There is a misconception among Indian analysts that the US might intimidate China to ease the pressure on India. That is a pipe dream. The recent deployment of US aircraft carriers in Asia-Pacific is principally to keep them away from the medieval virus; China and other regional states see it that way. In the middle of an increasingly uncertain re-election bid and the raging pandemic, Trump will not risk military confrontation with China. He has been consistent that America shouldn’t start wars or intervene in wars unless its interests are threatened.
India cannot afford to predicate its national defence on assumptions that are delusional. We simply have to wait and see what form the US-China rivalry takes. If Joe Biden wins, a rollback of tensions vis-a-vis both China and Iran is likely. Biden’s first priority will be to rebuild the trans-Atlantic partnership and rekindle the spirit of multilateralism.
Even if Trump wins, his behaviour toward China will inevitably change under a new team. Will he settle for debilitating confrontation with China as his final presidential legacy? Or, will he accept China’s offer of help to accelerate America’s economic recovery? At any rate, for the next one year at least, the US foreign policy remains on auto pilot. And all we have are Pompeo’s words to go by.

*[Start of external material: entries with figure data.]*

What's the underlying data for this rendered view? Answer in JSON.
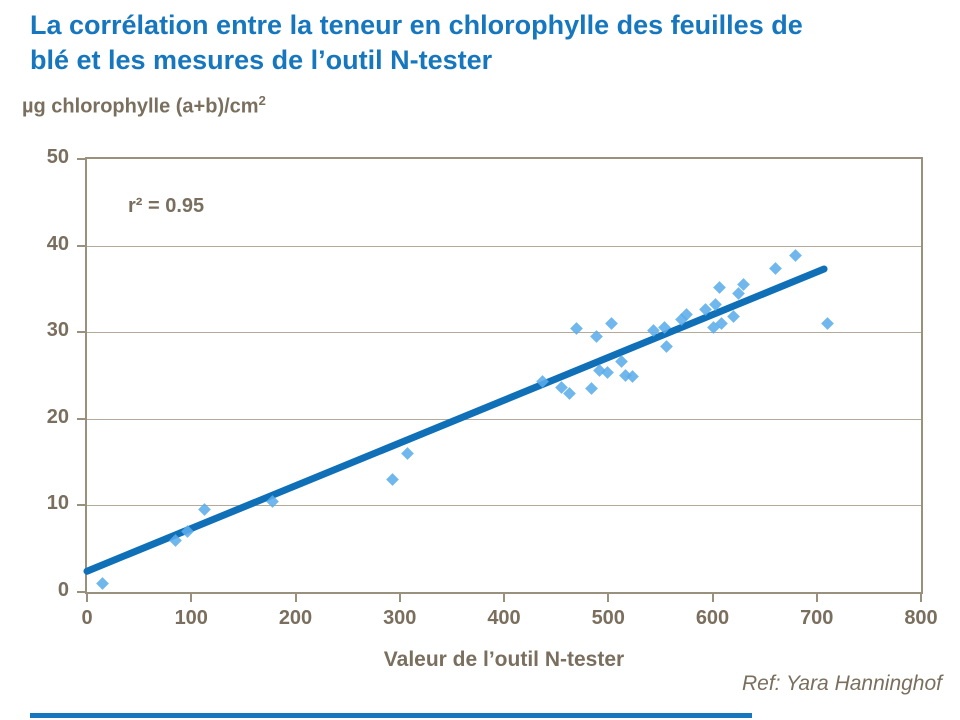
{
  "slide": {
    "title": "La corrélation entre la teneur en chlorophylle des feuilles de blé et les mesures de l’outil N-tester",
    "ref": "Ref: Yara Hanninghof"
  },
  "chart_data": {
    "type": "scatter",
    "title": "La corrélation entre la teneur en chlorophylle des feuilles de blé et les mesures de l’outil N-tester",
    "xlabel": "Valeur de l’outil N-tester",
    "ylabel": "µg chlorophylle (a+b)/cm",
    "ylabel_superscript": "2",
    "annotation": "r² = 0.95",
    "xlim": [
      0,
      800
    ],
    "ylim": [
      0,
      50
    ],
    "x_ticks": [
      0,
      100,
      200,
      300,
      400,
      500,
      600,
      700,
      800
    ],
    "y_ticks": [
      0,
      10,
      20,
      30,
      40,
      50
    ],
    "grid": "horizontal",
    "legend": "none",
    "points": [
      [
        15,
        1
      ],
      [
        85,
        6
      ],
      [
        96,
        7
      ],
      [
        113,
        9.5
      ],
      [
        178,
        10.5
      ],
      [
        293,
        13
      ],
      [
        307,
        16
      ],
      [
        437,
        24.3
      ],
      [
        455,
        23.6
      ],
      [
        463,
        22.9
      ],
      [
        470,
        30.4
      ],
      [
        484,
        23.5
      ],
      [
        489,
        29.5
      ],
      [
        492,
        25.6
      ],
      [
        499,
        25.3
      ],
      [
        503,
        31
      ],
      [
        513,
        26.6
      ],
      [
        517,
        25
      ],
      [
        523,
        24.9
      ],
      [
        543,
        30.2
      ],
      [
        554,
        30.6
      ],
      [
        556,
        28.4
      ],
      [
        570,
        31.5
      ],
      [
        575,
        32.1
      ],
      [
        593,
        32.6
      ],
      [
        601,
        30.6
      ],
      [
        603,
        33.2
      ],
      [
        607,
        35.2
      ],
      [
        609,
        31
      ],
      [
        620,
        31.8
      ],
      [
        625,
        34.5
      ],
      [
        630,
        35.5
      ],
      [
        660,
        37.4
      ],
      [
        680,
        38.9
      ],
      [
        710,
        31
      ]
    ],
    "trendline": {
      "start": [
        0,
        2.4
      ],
      "end": [
        707,
        37.3
      ]
    },
    "colors": {
      "title": "#1777BE",
      "marker": "#5CADEA",
      "trend": "#0F6FB7",
      "axis_text": "#7A6F5E",
      "axis_line": "#99907E",
      "grid_line": "#B3AA99",
      "footer_bar": "#1777BE"
    }
  }
}
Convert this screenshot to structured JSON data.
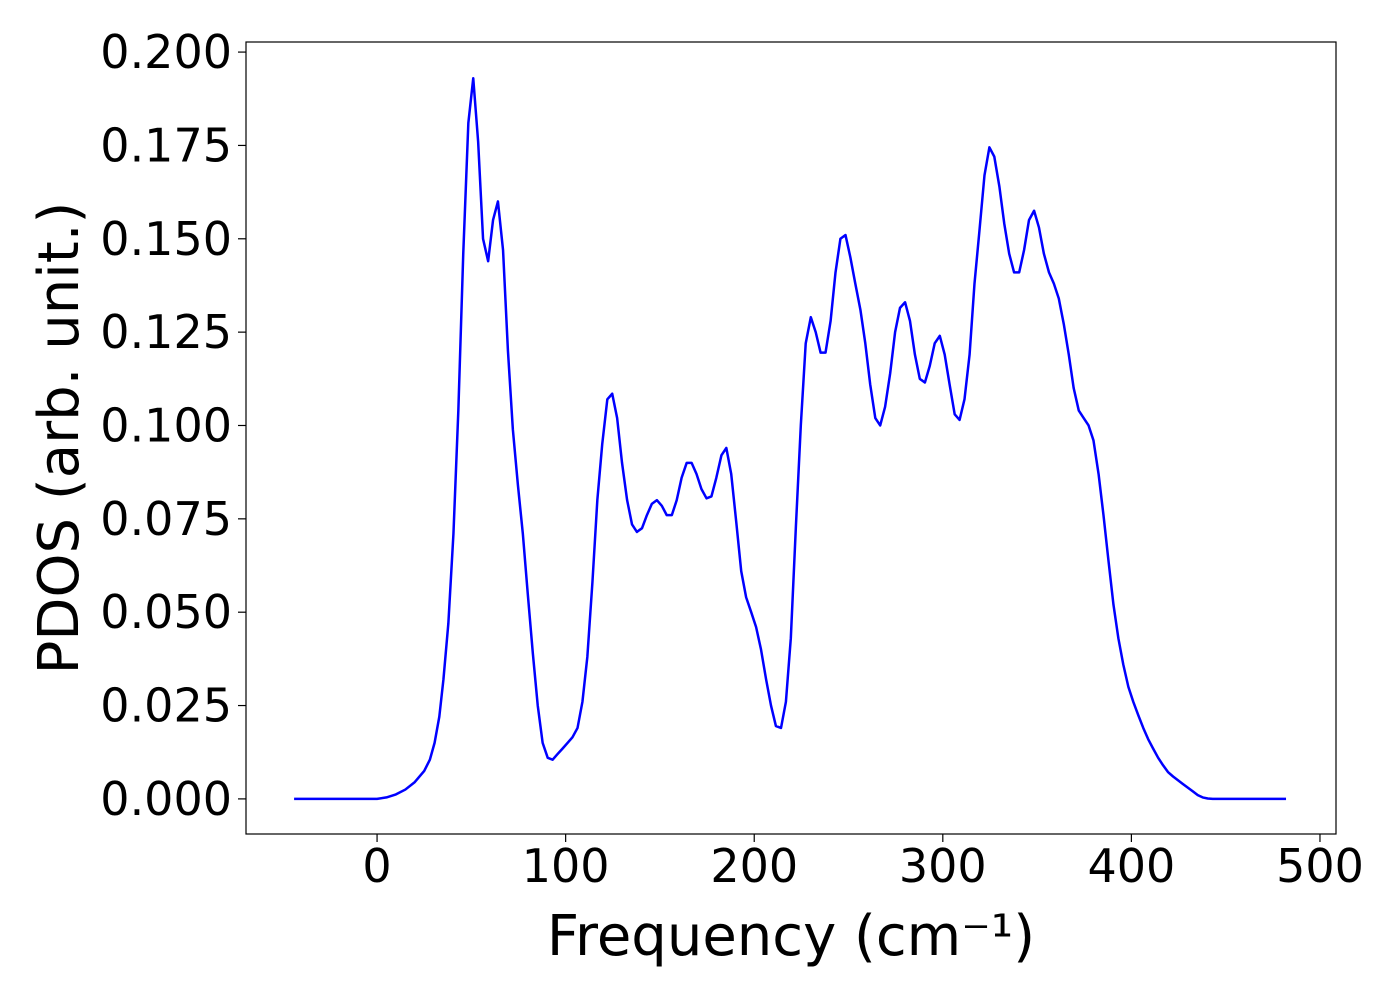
{
  "chart_data": {
    "type": "line",
    "xlabel": "Frequency (cm⁻¹)",
    "ylabel": "PDOS (arb. unit.)",
    "xlim": [
      -69.5,
      508.5
    ],
    "ylim": [
      -0.0094,
      0.2027
    ],
    "xticks": [
      0,
      100,
      200,
      300,
      400,
      500
    ],
    "yticks": [
      {
        "value": 0,
        "label": "0.000"
      },
      {
        "value": 0.025,
        "label": "0.025"
      },
      {
        "value": 0.05,
        "label": "0.050"
      },
      {
        "value": 0.075,
        "label": "0.075"
      },
      {
        "value": 0.1,
        "label": "0.100"
      },
      {
        "value": 0.125,
        "label": "0.125"
      },
      {
        "value": 0.15,
        "label": "0.150"
      },
      {
        "value": 0.175,
        "label": "0.175"
      },
      {
        "value": 0.2,
        "label": "0.200"
      }
    ],
    "grid": false,
    "x": [
      -44,
      -20,
      0,
      5,
      10,
      15,
      20,
      25,
      28,
      30.5,
      33,
      35.2,
      37.8,
      40.5,
      43.1,
      45.7,
      48.4,
      51.0,
      53.6,
      56.2,
      58.9,
      61.5,
      64.1,
      66.8,
      69.4,
      72.0,
      74.7,
      77.3,
      79.9,
      82.6,
      85.2,
      87.8,
      90.5,
      93.1,
      95.7,
      98.4,
      101.0,
      103.6,
      106.3,
      108.9,
      111.5,
      114.2,
      116.8,
      119.4,
      122.1,
      124.7,
      127.3,
      129.9,
      132.6,
      135.2,
      137.8,
      140.5,
      143.1,
      145.7,
      148.4,
      151.0,
      153.6,
      156.3,
      158.9,
      161.5,
      164.2,
      166.8,
      169.4,
      172.0,
      174.7,
      177.3,
      179.9,
      182.6,
      185.2,
      187.8,
      190.5,
      193.1,
      195.7,
      198.4,
      201.0,
      203.6,
      206.3,
      208.9,
      211.5,
      214.2,
      216.8,
      219.4,
      222.1,
      224.7,
      227.3,
      230.0,
      232.6,
      235.2,
      237.8,
      240.5,
      243.1,
      245.7,
      248.4,
      251.0,
      253.6,
      256.3,
      258.9,
      261.5,
      264.2,
      266.8,
      269.4,
      272.1,
      274.7,
      277.3,
      280.0,
      282.6,
      285.2,
      287.8,
      290.5,
      293.1,
      295.7,
      298.4,
      301.0,
      303.6,
      306.3,
      308.9,
      311.5,
      314.2,
      316.8,
      319.4,
      322.1,
      324.7,
      327.3,
      330.0,
      332.6,
      335.2,
      337.8,
      340.5,
      343.1,
      345.7,
      348.4,
      351.0,
      353.6,
      356.3,
      358.9,
      361.5,
      364.2,
      366.8,
      369.4,
      372.1,
      374.7,
      377.3,
      379.9,
      382.6,
      385.2,
      387.8,
      390.5,
      393.1,
      395.7,
      398.4,
      401.0,
      403.6,
      406.3,
      408.9,
      411.5,
      414.2,
      416.8,
      419.4,
      422.1,
      424.7,
      427.3,
      430.0,
      432.6,
      435.2,
      437.8,
      440.5,
      443.1,
      460,
      482
    ],
    "series": [
      {
        "color": "#0000ff",
        "values": [
          0,
          0,
          0,
          0.0004,
          0.0012,
          0.0025,
          0.0045,
          0.0075,
          0.0105,
          0.015,
          0.022,
          0.032,
          0.047,
          0.071,
          0.104,
          0.146,
          0.181,
          0.193,
          0.176,
          0.15,
          0.144,
          0.155,
          0.16,
          0.147,
          0.12,
          0.099,
          0.084,
          0.071,
          0.055,
          0.039,
          0.025,
          0.015,
          0.011,
          0.0105,
          0.012,
          0.0135,
          0.015,
          0.0165,
          0.019,
          0.026,
          0.038,
          0.058,
          0.08,
          0.095,
          0.107,
          0.1085,
          0.102,
          0.09,
          0.08,
          0.0735,
          0.0715,
          0.0725,
          0.076,
          0.079,
          0.08,
          0.0785,
          0.076,
          0.076,
          0.08,
          0.086,
          0.09,
          0.09,
          0.087,
          0.083,
          0.0805,
          0.081,
          0.086,
          0.092,
          0.094,
          0.087,
          0.074,
          0.061,
          0.054,
          0.05,
          0.046,
          0.04,
          0.032,
          0.025,
          0.0195,
          0.019,
          0.026,
          0.043,
          0.073,
          0.1,
          0.122,
          0.129,
          0.125,
          0.1195,
          0.1195,
          0.128,
          0.141,
          0.15,
          0.151,
          0.145,
          0.138,
          0.131,
          0.122,
          0.111,
          0.102,
          0.1,
          0.105,
          0.114,
          0.125,
          0.1315,
          0.133,
          0.128,
          0.119,
          0.1125,
          0.1115,
          0.116,
          0.122,
          0.124,
          0.119,
          0.111,
          0.103,
          0.1015,
          0.107,
          0.119,
          0.138,
          0.152,
          0.167,
          0.1745,
          0.172,
          0.164,
          0.154,
          0.146,
          0.141,
          0.141,
          0.147,
          0.155,
          0.1575,
          0.153,
          0.146,
          0.141,
          0.138,
          0.134,
          0.127,
          0.119,
          0.11,
          0.104,
          0.102,
          0.1,
          0.096,
          0.087,
          0.076,
          0.064,
          0.052,
          0.043,
          0.036,
          0.03,
          0.026,
          0.0225,
          0.019,
          0.016,
          0.0135,
          0.011,
          0.009,
          0.0072,
          0.006,
          0.005,
          0.004,
          0.003,
          0.002,
          0.001,
          0.0004,
          0.0001,
          0,
          0,
          0
        ]
      }
    ]
  }
}
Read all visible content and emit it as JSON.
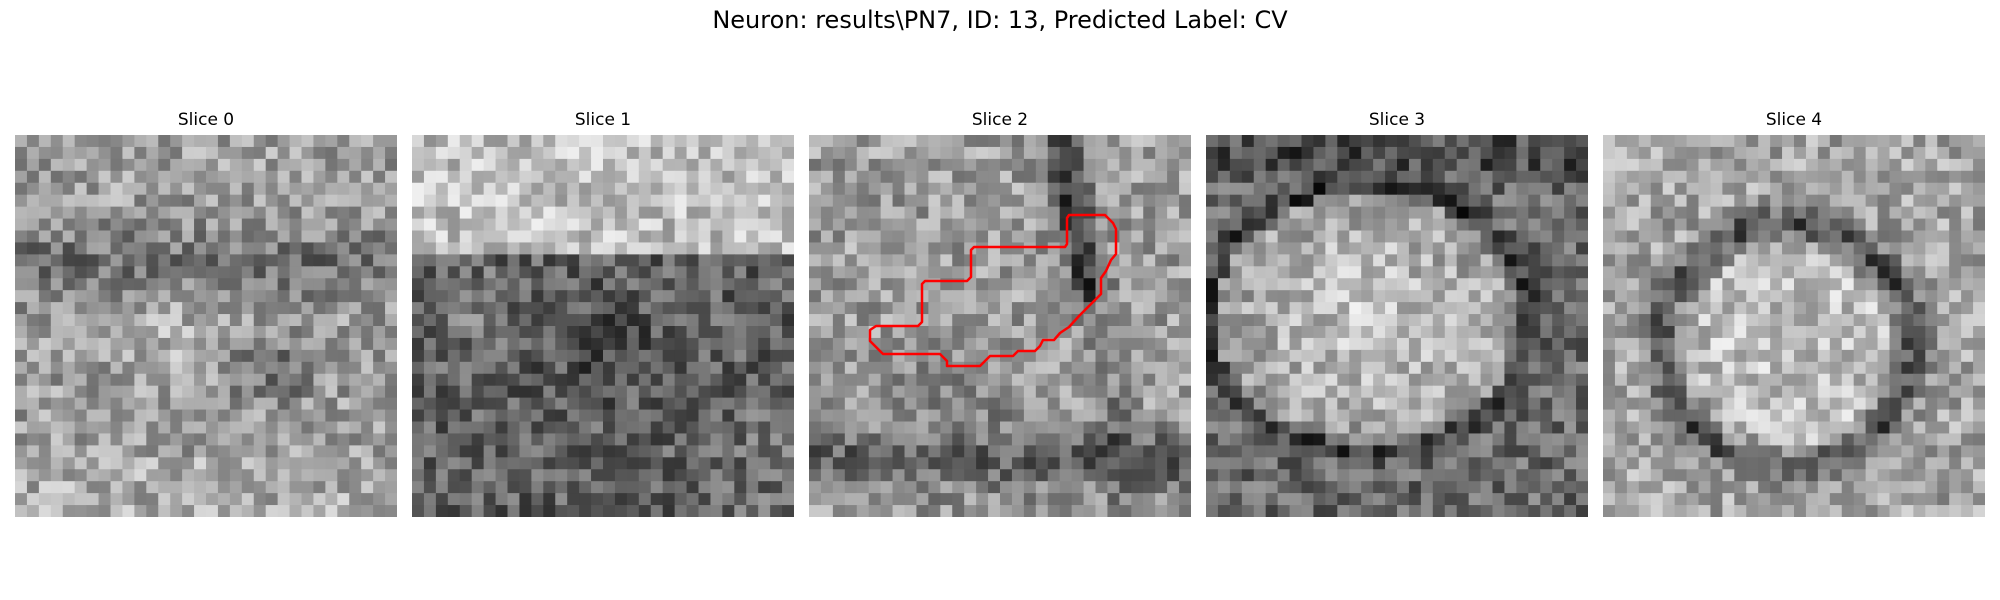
{
  "figure": {
    "title": "Neuron: results\\PN7, ID: 13, Predicted Label: CV"
  },
  "slices": [
    {
      "title": "Slice 0",
      "pattern": "noise-dark-band-bottom-texture"
    },
    {
      "title": "Slice 1",
      "pattern": "bright-top-dark-lower"
    },
    {
      "title": "Slice 2",
      "pattern": "dark-right-edge-with-contour"
    },
    {
      "title": "Slice 3",
      "pattern": "bright-blob-center"
    },
    {
      "title": "Slice 4",
      "pattern": "ring-with-bright-center"
    }
  ],
  "overlay": {
    "color": "#ff0000",
    "slice_index": 2
  }
}
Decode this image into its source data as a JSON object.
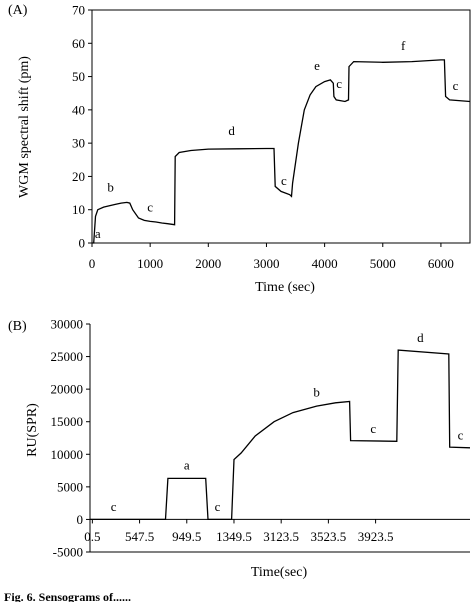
{
  "caption": "Fig. 6. Sensograms of......",
  "chart_data": [
    {
      "panel": "(A)",
      "type": "line",
      "xlabel": "Time (sec)",
      "ylabel": "WGM spectral shift (pm)",
      "xlim": [
        0,
        6500
      ],
      "ylim": [
        0,
        70
      ],
      "xticks": [
        0,
        1000,
        2000,
        3000,
        4000,
        5000,
        6000
      ],
      "yticks": [
        0,
        10,
        20,
        30,
        40,
        50,
        60,
        70
      ],
      "series": [
        {
          "points": [
            [
              0,
              0
            ],
            [
              30,
              0
            ],
            [
              60,
              8
            ],
            [
              100,
              10
            ],
            [
              200,
              10.8
            ],
            [
              300,
              11.2
            ],
            [
              400,
              11.6
            ],
            [
              500,
              12
            ],
            [
              600,
              12.2
            ],
            [
              650,
              12
            ],
            [
              700,
              10
            ],
            [
              800,
              7.5
            ],
            [
              900,
              6.8
            ],
            [
              1000,
              6.5
            ],
            [
              1100,
              6.3
            ],
            [
              1200,
              6
            ],
            [
              1300,
              5.8
            ],
            [
              1420,
              5.5
            ],
            [
              1430,
              26
            ],
            [
              1500,
              27.2
            ],
            [
              1700,
              27.8
            ],
            [
              2000,
              28.2
            ],
            [
              2500,
              28.3
            ],
            [
              3000,
              28.4
            ],
            [
              3130,
              28.4
            ],
            [
              3150,
              17
            ],
            [
              3250,
              15.5
            ],
            [
              3400,
              14.5
            ],
            [
              3430,
              14
            ],
            [
              3450,
              18
            ],
            [
              3550,
              30
            ],
            [
              3650,
              40
            ],
            [
              3750,
              44.5
            ],
            [
              3850,
              47
            ],
            [
              4000,
              48.5
            ],
            [
              4100,
              49
            ],
            [
              4150,
              48
            ],
            [
              4160,
              44
            ],
            [
              4200,
              43
            ],
            [
              4350,
              42.5
            ],
            [
              4410,
              43
            ],
            [
              4420,
              53
            ],
            [
              4500,
              54.5
            ],
            [
              5000,
              54.3
            ],
            [
              5500,
              54.5
            ],
            [
              6000,
              55
            ],
            [
              6060,
              55
            ],
            [
              6080,
              44
            ],
            [
              6150,
              43
            ],
            [
              6500,
              42.5
            ]
          ]
        }
      ],
      "annotations": [
        {
          "label": "a",
          "x": 100,
          "y": 1.5
        },
        {
          "label": "b",
          "x": 320,
          "y": 15.5
        },
        {
          "label": "c",
          "x": 1000,
          "y": 9.5
        },
        {
          "label": "d",
          "x": 2400,
          "y": 32.5
        },
        {
          "label": "c",
          "x": 3300,
          "y": 17.5
        },
        {
          "label": "e",
          "x": 3870,
          "y": 52
        },
        {
          "label": "c",
          "x": 4250,
          "y": 46.5
        },
        {
          "label": "f",
          "x": 5350,
          "y": 58
        },
        {
          "label": "c",
          "x": 6250,
          "y": 46
        }
      ]
    },
    {
      "panel": "(B)",
      "type": "line",
      "xlabel": "Time(sec)",
      "ylabel": "RU(SPR)",
      "ylim": [
        -5000,
        30000
      ],
      "xticks": [
        "0.5",
        "547.5",
        "949.5",
        "1349.5",
        "3123.5",
        "3523.5",
        "3923.5"
      ],
      "yticks": [
        -5000,
        0,
        5000,
        10000,
        15000,
        20000,
        25000,
        30000
      ],
      "series": [
        {
          "points": [
            [
              0,
              0
            ],
            [
              1.6,
              0
            ],
            [
              1.65,
              6300
            ],
            [
              2.45,
              6300
            ],
            [
              2.5,
              0
            ],
            [
              3.0,
              0
            ],
            [
              3.05,
              9200
            ],
            [
              3.2,
              10200
            ],
            [
              3.5,
              12800
            ],
            [
              3.9,
              15000
            ],
            [
              4.3,
              16400
            ],
            [
              4.8,
              17400
            ],
            [
              5.2,
              17900
            ],
            [
              5.5,
              18100
            ],
            [
              5.52,
              12100
            ],
            [
              6.5,
              12000
            ],
            [
              6.53,
              26000
            ],
            [
              7.6,
              25400
            ],
            [
              7.62,
              11100
            ],
            [
              8.05,
              11000
            ]
          ]
        }
      ],
      "annotations": [
        {
          "label": "c",
          "x": 0.5,
          "y": 1300
        },
        {
          "label": "a",
          "x": 2.05,
          "y": 7700
        },
        {
          "label": "c",
          "x": 2.7,
          "y": 1300
        },
        {
          "label": "b",
          "x": 4.8,
          "y": 18900
        },
        {
          "label": "c",
          "x": 6.0,
          "y": 13300
        },
        {
          "label": "d",
          "x": 7.0,
          "y": 27200
        },
        {
          "label": "c",
          "x": 7.85,
          "y": 12300
        }
      ]
    }
  ]
}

There has been a precipitous decline in the appeal of a US-led world order and the pandemic will only reinforce the already widespread view that America has lost its way. Nonetheless, the American lobbyists in our country see the spike in India-China tensions as a window of opportunity to press for a military alliance between India and the US.
Modi has been savvy enough not to fall into that trap, as evident from his phone call to President Putin on Thursday and the Defence Acquisition Council’s approval of a multi-billion dollar arms deal with Russia for procurement of 29 MiG and 12 Su-30 MKI fighter jets and the upgrade of another 59 MiG 29 aircraft.
Again, the US lobbyists have been spreading a canard that Russia can no longer be trusted, given its entente with China. Whereas, the Russian thinking is that third countries should ‘stay away from the flywheel of the US-Chinese confrontation’, as the top Kremlin pundit Fyodor Lukyanov said recently. To quote him, Russian foreign policy’s priority is ‘to accurately build a system of counterbalances that would, on the one hand, prevent us from being involved in this confrontation, and on the other, enable us to use the fact that there are some other countries that have absolutely no intention to participate in it.’ There is scope for India to work with Russia in building such a system. The paradox is that it may also help restore China-India mutual trust.